Magic of my elders
- Dana Perry
- Apr 18
- 2 min read
by Tomeiry Mateo
Editor’s note: As part of monthly homework assignments, students are asked to share class reflections. This post is taken from Tomeiry’s reflection of African American Herbalism with instructor, Tiffany Robbins.
This was such a powerful class. We started off with writing the name of one of our grandparents and we were then asked to speak on them in whichever way we’d like. By the end everyone was crying. I talked about my paternal grandmother. She passed away in 2020 and I didn’t know her all too well because I wasn't too close to my dad and my grandparents live in the Dominican Republic so there wasn't much opportunity to build that relationship. It was only until after her death that I found out about her magical side. She was a Curandera. She was a healer and practitioner in her community in the Dominican Republic, that was her purpose.
Finding this out at the time was so bittersweet. A part of me kind of found the missing puzzle in me that always questioned why I was the way I was and was drawn to the things that I was; it all made sense to me finally.
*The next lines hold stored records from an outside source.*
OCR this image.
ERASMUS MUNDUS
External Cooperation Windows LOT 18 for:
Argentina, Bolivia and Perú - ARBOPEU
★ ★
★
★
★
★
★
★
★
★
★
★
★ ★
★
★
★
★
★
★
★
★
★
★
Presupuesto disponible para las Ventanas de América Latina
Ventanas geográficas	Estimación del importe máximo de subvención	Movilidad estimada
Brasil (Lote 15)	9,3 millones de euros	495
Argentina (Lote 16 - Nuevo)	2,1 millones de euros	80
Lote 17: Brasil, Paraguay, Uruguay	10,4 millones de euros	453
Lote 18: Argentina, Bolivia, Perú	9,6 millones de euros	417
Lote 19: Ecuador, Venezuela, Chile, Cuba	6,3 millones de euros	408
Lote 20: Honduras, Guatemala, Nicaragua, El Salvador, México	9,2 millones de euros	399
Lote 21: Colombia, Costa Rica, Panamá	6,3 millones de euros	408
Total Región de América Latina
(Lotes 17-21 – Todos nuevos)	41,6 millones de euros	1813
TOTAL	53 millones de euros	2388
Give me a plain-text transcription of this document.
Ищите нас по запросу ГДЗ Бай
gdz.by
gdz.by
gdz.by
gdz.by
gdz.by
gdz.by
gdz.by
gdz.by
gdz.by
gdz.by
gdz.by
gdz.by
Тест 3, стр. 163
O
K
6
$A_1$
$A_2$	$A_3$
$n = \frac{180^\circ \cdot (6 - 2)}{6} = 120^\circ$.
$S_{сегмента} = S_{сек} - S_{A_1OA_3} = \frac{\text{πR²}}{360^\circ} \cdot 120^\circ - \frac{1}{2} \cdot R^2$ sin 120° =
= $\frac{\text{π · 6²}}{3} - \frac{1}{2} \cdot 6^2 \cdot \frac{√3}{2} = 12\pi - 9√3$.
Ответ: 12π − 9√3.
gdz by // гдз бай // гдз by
The bitter part was that she was gone and I couldn't go to her with all these questions that linger in me till this day. I talked in front of the class on how a part of me feels like I got my “magic” from her. I got so emotional, it felt so good to say that out loud and own that deep truth in me that I've never said out loud let alone to other people. Cuca was what everyone called her. We honored our ancestors by speaking their names out loud and uplifting them. I could just feel, not just for myself, but for everyone, how our elders were just so happy to be talked about and held in our hearts for that moment.
It makes you reflect and question and wonder. It definitely made me question so much about myself and my family. I wonder how we ended up in the Dominican Republic or if we were always there perhaps? All that it took to be able to survive where I come from. I know I come from not too much, dirt roads, chickens everywhere, fruits from trees, cows to milk, and cheese to make. Completely different from the fast-paced city life I live now and sometimes wonder what life would have been like had I never left Dominican Republic. Life would be so completely different.
I am so appreciative of this class for bringing me back to the endless gratitude I feel for all my ancestors and all they had to have done to set me up to have the best chances in this life. I walked away from this class reminded to take my ancestors with me everywhere I go. They're listening, happy for my path, are with me and are guiding me everywhere I go.
Tomeiry Mateo is a third-year student at ArborVitae.